There is a real outcry against the proposed reform of the eIDAS (Electronic Identification, Authentication and Trust Services) regulation.
Several hundred experts in cryptography and computer science have expressed their concerns by publishing an open letter to the Council of Europe. Indeed, a revision of article 45 of the eIDAS particularly crystallizes their concerns, and this must be finalized on November 8 before receiving the final stamp of approval from the European Parliament. A project, which, you will understand, goes completely against the stated wishes of the EU when it assures that it will not monitor its citizens by implementing the digital euro. On the other hand, this decision would fit perfectly into the current context, where the EU wishes to see more transparency in the functioning of promoters of digital services, particularly GAFAM. So what is this article 45 that Europe absolutely wants to rework?
Digital trust called into question
This eIDAS article relates to the management of security certificates by browsers. For the moment, browser publishers are free to choose the issuers of these certificates, following their own criteria. It is therefore this particular point which is targeted by the revision of Article 45. Indeed, it is planned that publishers will be obliged to choose from issuers only validated by EU Member States.
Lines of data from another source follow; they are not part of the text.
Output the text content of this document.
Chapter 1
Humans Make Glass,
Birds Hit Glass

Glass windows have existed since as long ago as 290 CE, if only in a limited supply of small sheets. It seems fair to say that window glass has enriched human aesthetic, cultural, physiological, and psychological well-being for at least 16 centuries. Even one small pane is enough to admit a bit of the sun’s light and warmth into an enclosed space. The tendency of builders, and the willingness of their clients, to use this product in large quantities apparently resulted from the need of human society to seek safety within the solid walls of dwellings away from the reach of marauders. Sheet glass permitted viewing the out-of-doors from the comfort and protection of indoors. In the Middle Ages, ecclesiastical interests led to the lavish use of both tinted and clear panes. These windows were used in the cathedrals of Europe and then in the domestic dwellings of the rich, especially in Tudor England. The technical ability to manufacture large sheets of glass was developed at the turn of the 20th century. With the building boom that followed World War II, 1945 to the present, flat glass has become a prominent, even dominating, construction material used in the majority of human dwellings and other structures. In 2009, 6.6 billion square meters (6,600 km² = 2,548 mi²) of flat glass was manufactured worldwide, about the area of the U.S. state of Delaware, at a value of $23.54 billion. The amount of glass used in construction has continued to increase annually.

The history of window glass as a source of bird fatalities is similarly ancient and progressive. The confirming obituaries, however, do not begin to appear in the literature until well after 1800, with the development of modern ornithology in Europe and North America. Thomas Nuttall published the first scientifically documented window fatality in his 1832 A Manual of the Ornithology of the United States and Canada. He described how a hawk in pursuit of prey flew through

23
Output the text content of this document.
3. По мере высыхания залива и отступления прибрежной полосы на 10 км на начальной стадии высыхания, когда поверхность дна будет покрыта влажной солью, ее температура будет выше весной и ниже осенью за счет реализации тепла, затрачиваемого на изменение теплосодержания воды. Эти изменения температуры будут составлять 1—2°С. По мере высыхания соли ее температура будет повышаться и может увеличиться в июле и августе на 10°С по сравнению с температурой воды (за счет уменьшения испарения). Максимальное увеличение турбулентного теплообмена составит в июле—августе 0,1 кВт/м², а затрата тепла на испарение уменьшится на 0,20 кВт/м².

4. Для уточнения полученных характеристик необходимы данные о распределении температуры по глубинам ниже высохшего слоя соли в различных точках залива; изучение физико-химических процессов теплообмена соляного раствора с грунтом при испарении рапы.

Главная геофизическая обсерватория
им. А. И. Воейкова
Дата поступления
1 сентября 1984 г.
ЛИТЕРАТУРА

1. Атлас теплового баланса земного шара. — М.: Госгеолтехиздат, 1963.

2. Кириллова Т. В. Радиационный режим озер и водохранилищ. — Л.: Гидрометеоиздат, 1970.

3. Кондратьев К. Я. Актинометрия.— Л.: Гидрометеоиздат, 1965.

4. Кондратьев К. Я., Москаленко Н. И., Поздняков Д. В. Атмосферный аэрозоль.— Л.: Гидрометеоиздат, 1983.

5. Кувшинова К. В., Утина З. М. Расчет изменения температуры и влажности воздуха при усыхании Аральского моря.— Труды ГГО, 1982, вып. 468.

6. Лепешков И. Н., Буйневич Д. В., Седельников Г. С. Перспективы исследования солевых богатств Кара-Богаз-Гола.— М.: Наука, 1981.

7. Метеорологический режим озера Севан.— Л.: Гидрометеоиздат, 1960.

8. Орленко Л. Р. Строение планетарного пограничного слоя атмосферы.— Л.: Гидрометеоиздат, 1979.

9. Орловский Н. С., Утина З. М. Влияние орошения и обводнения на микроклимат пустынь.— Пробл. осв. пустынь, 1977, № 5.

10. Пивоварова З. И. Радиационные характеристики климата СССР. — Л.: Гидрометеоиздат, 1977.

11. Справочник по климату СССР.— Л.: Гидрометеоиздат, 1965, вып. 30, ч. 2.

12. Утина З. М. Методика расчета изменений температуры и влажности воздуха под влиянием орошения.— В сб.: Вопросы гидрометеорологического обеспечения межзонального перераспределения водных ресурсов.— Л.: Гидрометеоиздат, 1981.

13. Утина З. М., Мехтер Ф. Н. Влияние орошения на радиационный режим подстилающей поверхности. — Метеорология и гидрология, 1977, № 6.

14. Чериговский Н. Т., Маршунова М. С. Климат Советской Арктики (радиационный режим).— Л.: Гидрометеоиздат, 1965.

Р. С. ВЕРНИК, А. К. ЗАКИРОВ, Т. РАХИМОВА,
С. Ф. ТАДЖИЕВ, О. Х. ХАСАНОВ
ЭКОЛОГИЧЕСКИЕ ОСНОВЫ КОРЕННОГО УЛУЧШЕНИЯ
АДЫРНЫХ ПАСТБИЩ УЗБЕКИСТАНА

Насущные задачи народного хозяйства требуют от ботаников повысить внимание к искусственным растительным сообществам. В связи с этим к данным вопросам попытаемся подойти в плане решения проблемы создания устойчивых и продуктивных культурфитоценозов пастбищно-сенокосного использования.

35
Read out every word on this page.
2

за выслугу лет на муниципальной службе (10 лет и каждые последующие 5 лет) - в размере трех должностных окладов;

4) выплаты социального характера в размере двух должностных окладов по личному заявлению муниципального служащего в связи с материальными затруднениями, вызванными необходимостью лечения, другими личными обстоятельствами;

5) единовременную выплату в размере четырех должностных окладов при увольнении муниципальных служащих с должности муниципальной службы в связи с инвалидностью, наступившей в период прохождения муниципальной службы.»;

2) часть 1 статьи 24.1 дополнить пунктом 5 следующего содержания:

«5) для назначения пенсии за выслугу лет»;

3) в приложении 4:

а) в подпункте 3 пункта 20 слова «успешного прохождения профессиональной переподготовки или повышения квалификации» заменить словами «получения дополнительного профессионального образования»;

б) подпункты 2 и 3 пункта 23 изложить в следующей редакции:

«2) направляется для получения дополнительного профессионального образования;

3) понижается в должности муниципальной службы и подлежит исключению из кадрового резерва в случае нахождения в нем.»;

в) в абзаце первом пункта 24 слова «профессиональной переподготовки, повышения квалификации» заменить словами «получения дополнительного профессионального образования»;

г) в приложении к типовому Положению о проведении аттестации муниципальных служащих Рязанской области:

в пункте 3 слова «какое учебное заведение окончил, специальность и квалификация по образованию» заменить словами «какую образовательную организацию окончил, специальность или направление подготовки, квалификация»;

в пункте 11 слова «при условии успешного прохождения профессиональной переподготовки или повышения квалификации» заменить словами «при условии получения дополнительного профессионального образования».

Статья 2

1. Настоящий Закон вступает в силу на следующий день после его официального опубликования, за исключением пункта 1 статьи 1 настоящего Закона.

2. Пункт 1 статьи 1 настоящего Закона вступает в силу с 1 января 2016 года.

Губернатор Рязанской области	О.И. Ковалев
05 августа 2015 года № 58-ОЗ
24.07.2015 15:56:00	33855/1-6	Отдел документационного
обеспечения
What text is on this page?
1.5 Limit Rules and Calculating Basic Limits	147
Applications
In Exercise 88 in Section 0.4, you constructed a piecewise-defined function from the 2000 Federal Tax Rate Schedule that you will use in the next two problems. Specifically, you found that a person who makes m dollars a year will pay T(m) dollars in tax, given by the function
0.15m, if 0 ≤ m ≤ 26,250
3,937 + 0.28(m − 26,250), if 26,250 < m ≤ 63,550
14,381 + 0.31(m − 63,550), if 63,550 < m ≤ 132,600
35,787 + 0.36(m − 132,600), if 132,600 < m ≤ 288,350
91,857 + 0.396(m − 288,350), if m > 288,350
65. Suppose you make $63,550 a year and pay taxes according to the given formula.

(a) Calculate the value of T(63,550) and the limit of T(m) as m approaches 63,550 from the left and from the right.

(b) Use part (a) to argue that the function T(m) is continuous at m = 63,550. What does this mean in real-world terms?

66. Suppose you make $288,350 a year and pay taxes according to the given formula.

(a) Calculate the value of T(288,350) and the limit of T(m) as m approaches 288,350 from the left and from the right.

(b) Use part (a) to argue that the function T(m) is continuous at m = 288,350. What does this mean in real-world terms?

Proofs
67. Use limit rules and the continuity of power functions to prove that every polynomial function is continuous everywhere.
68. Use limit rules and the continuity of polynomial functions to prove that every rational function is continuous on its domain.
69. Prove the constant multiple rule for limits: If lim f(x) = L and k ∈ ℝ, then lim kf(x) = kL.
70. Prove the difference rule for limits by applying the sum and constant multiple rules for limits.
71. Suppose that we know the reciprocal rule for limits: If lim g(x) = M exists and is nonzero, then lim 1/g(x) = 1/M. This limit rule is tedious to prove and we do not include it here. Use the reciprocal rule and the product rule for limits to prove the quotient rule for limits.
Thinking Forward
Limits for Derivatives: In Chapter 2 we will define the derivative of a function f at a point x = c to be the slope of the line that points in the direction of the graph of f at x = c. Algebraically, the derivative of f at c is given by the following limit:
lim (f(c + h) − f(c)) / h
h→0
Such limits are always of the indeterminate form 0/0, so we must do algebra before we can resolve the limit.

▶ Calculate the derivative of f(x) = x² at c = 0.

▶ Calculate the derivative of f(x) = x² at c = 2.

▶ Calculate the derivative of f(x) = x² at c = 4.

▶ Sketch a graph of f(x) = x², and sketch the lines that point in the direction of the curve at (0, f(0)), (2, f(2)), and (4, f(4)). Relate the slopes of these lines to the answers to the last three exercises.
The open letter addressed to the Council explains that “ this means that Member States could decide alone to impose [une mesure permettant] to monitor the Internet traffic of any European citizen, without possible protection “. Such a change would completely undermine the functioning of current browsers in addition to being frankly questionable from a confidentiality point of view.
Worrying precedents
What also worries the authors of the open letter is that such a system could put colossal quantities of data in the hands of States. A fairly recent example perfectly illustrates what type of overflow this could cause: that of Qaznet, an official Kazakh certification authority. This was caught in the act of spying on Internet users and was therefore blocked by Mozilla and Chrome.
Organizations like Cloudflare, the Linux Foundation and the Mozilla Foundation (which had already spoken out against the proposed revision of Article 45 in 2021) are obviously very concerned by this change. They co-wrote another text mentioning that “ the current system works (…) but it is also delicate “. These institutions fear a domino effect if the new revision is adopted; a disaster scenario where a bad choice made by a single Member State could affect all EU citizens.
An opaque procedure and ignored recommendations
One of the cryptography researchers at Inria, (National Institute for Research in Computer Science) Gaëtan Leurent, nevertheless admits that the European Parliament had made sure to integrate the recommendations of experts to begin this amendment process. Recommendations, which no longer seem to be current. He thus deplores that “ these softenings unfortunately disappeared from the text during the discussion » between the Parliament, the Commission and the Council of the EU.
Sylvain Ledru is head of engineering at Mozilla, and he too is rather surprised by this turn of events. However, he mentioned “ a real dialogue » in 2021 during a major meeting between browser publishers and MEPs in Brussels. However, the conclusions of the European trilogue are not publicly accessible and the reasons for their choices will therefore remain shrouded in opacity.
Researchers, scientists and NGOs signatories to the letter call for a revision of the new European copy. According to them, this change to article 45 could have the opposite effect: endangering Internet users rather than protecting them. Digital sovereignty and fundamental freedoms: an equation that is always extremely delicate.